大夥也紛紛看向葉笙,希望葉笙有什麼好的辦法。
“這裡不比涼州和寧州,四周全是平原,可沒什麼深山可以躲避,隻能在村子修圍牆了。”
葉江開口問道:“要怎麼修?”
葉笙想了想前世的末世地基,雖然沒有水泥,自己也不懂製作,而且磚瓦太貴,大家蓋完房,剩下的得留著壓箱底,隻能用土坯代替了。
“咱們就地取材,築夯土圍牆,起碼得得築兩丈高、三尺厚,夯實時混上碎石與黏土,地基要深埋三尺才穩,每隔五丈留一個瞭望孔,方便值守察看;再沿牆外側挖一丈寬、六尺深的壕溝,引東邊的河水灌進去,便是第一道攔阻的屏障。”
“還有,圍牆內側要挖一條窄道,連通四角碉樓,再挖幾處藏兵洞,與村裡的主巷道相接,若是真有危急,婦孺可先躲進洞裡,青壯能借巷道與藏兵洞迂回,不至於被堵死去路。”
說著,用一塊木炭在地上畫了起來,大夥圍了過來仔細看著。
陳文鬆說道:“這不就是縮小版的城牆嗎?”
葉笙點了點頭,“沒錯,隻要建好,散亂的流民應該可以抵擋,除非成千上萬的流民來就另當彆說了。”
村長點了點頭:“那倒不用擔心有成千上萬的流民會來我們這個偏僻的村子,咱們這裡也不是什麼必經之地。”
常武盯著地上的圖樣看了半晌,沉聲道:“葉笙兄弟這法子周全!我走鏢時見過晉地的古堡,便是這般牆高溝深、藏兵洞與碉樓相連的布局,尋常匪患根本攻不進去。”

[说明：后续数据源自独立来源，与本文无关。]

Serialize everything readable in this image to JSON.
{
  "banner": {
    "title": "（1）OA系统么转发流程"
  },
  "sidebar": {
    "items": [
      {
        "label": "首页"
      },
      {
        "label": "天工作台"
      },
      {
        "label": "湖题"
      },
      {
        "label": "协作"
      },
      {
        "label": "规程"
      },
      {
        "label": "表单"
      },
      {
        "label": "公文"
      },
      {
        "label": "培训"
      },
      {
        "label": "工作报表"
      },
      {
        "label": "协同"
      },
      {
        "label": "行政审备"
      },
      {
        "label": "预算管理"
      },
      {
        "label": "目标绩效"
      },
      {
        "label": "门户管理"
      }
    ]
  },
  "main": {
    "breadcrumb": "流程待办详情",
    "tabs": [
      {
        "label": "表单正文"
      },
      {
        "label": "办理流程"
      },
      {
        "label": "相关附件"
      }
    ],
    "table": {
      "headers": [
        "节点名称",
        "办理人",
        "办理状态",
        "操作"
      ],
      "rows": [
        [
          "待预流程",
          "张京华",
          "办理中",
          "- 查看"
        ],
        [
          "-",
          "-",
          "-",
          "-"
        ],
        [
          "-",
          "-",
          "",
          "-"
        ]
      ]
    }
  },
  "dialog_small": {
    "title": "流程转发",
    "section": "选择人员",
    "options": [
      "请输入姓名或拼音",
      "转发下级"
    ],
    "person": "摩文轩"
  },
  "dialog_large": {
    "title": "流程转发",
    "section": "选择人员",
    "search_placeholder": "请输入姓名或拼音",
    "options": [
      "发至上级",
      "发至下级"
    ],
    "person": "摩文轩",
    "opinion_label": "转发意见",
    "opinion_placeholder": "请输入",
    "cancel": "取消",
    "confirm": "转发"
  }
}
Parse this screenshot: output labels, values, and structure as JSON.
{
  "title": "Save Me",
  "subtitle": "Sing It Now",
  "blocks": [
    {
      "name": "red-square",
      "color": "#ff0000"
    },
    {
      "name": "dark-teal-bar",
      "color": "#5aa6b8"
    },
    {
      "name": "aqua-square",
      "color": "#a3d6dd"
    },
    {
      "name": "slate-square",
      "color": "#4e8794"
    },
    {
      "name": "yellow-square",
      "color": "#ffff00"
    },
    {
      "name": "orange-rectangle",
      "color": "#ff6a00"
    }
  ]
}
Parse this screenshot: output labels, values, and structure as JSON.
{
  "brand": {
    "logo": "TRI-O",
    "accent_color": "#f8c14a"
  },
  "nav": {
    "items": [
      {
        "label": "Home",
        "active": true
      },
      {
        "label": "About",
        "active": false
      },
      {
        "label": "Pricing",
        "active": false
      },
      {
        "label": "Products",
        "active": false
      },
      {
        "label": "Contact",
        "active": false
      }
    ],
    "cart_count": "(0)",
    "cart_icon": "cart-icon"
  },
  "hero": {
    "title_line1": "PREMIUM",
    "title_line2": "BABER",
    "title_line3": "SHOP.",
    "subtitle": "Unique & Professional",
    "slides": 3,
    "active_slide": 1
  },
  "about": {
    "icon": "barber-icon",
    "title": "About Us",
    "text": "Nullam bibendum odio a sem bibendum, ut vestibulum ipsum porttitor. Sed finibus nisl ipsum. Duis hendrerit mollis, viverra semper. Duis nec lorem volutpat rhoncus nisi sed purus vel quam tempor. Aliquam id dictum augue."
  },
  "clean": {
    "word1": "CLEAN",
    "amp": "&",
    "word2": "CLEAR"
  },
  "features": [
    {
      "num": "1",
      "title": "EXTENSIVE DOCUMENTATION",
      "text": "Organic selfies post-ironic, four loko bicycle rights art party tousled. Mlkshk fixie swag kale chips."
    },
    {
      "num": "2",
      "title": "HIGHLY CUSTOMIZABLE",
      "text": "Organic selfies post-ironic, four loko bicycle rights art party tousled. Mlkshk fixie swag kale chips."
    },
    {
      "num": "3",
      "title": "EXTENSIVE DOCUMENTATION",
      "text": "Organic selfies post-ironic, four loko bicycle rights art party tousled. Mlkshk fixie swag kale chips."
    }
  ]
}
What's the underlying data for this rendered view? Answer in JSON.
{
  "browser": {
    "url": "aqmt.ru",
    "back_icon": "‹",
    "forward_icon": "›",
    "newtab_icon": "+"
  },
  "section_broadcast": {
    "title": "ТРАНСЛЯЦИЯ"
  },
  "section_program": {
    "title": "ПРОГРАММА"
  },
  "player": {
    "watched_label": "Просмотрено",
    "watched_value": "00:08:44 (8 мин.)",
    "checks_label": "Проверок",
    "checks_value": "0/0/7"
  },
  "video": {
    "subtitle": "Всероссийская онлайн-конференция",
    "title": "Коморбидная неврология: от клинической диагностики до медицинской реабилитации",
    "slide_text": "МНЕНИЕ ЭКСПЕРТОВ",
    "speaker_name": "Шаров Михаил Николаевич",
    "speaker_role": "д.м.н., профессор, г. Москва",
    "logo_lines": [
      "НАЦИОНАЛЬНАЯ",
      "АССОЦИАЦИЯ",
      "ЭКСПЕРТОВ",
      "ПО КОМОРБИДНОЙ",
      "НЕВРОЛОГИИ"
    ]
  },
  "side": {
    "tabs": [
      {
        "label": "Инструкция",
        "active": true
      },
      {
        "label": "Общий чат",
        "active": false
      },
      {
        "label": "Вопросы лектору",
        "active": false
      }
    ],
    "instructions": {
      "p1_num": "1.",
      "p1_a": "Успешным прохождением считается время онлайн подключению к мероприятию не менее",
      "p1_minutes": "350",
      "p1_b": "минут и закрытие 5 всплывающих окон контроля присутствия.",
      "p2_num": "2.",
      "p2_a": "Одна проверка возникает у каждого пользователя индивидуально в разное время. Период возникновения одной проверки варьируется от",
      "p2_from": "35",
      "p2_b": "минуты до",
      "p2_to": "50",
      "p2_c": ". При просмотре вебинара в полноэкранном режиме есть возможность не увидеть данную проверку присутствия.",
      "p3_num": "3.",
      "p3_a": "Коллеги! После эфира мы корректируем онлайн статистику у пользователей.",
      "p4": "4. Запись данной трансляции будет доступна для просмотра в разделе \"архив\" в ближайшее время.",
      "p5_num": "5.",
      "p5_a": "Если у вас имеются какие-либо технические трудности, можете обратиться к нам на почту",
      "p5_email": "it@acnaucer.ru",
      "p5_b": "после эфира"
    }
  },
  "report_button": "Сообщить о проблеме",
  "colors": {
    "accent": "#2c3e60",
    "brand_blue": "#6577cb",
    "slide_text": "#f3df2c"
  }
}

他頓了頓,補充道,“還得在四角碉樓頂上設些瞭望台,架上木梯,再備幾麵銅鑼,一旦發現遠處有流民隊伍,立馬敲鑼示警,也好讓村裡人事先準備。”
陳海也頷首附和:“碉樓裡還得囤些滾石、擂木,壕溝邊多栽些帶刺的酸棗枝,再在村口設一道吊橋,平日裡放下方便出入,遇著情況拉起,便是第二道屏障。”
他看向村長,“糧食方麵,再挖幾個地窖,好好儲存起來,多一份儲備便多一分底氣。”
村長聽著眾人你一言我一語的補充,原本緊鎖的眉頭漸漸舒展。
他抬手拍了拍大腿:“好!就按笙子的圖樣來建!明日便分派人手,青壯漢子負責夯土築牆、開挖壕溝,婦女們負責準備夯土用的黏土、碎石,族老們輪流監工,務必把這圍牆建得結實牢靠!”
葉河當即站起身道:“明日天不亮咱們便開工!早點完工也能早點安心,咱們逃荒時能殺韃子剿山匪,建個圍牆還能難倒咱們?”
“還有我!”陳文鬆也跟著站起來,“我雖然力氣小,卻也能幫著搬碎石、遞工具,絕不拖後腿!”
眾人見狀都笑了起來,方才的愁緒散去不少。
葉笙看著眼前眾誌成城的模樣,心裡也安定了幾分:“圍牆工程浩大,怕是得兩三個月才能完工。這段時間,得麻煩常鏢頭多留意外頭的消息,若是有大規模流民動向,也好提前告知我們。”
常武一拍胸脯:“這有何難!我鏢局的人常年在外跑,消息靈通得很。往後每月我都派人來通報一次情況,你們隻管安心建牆。”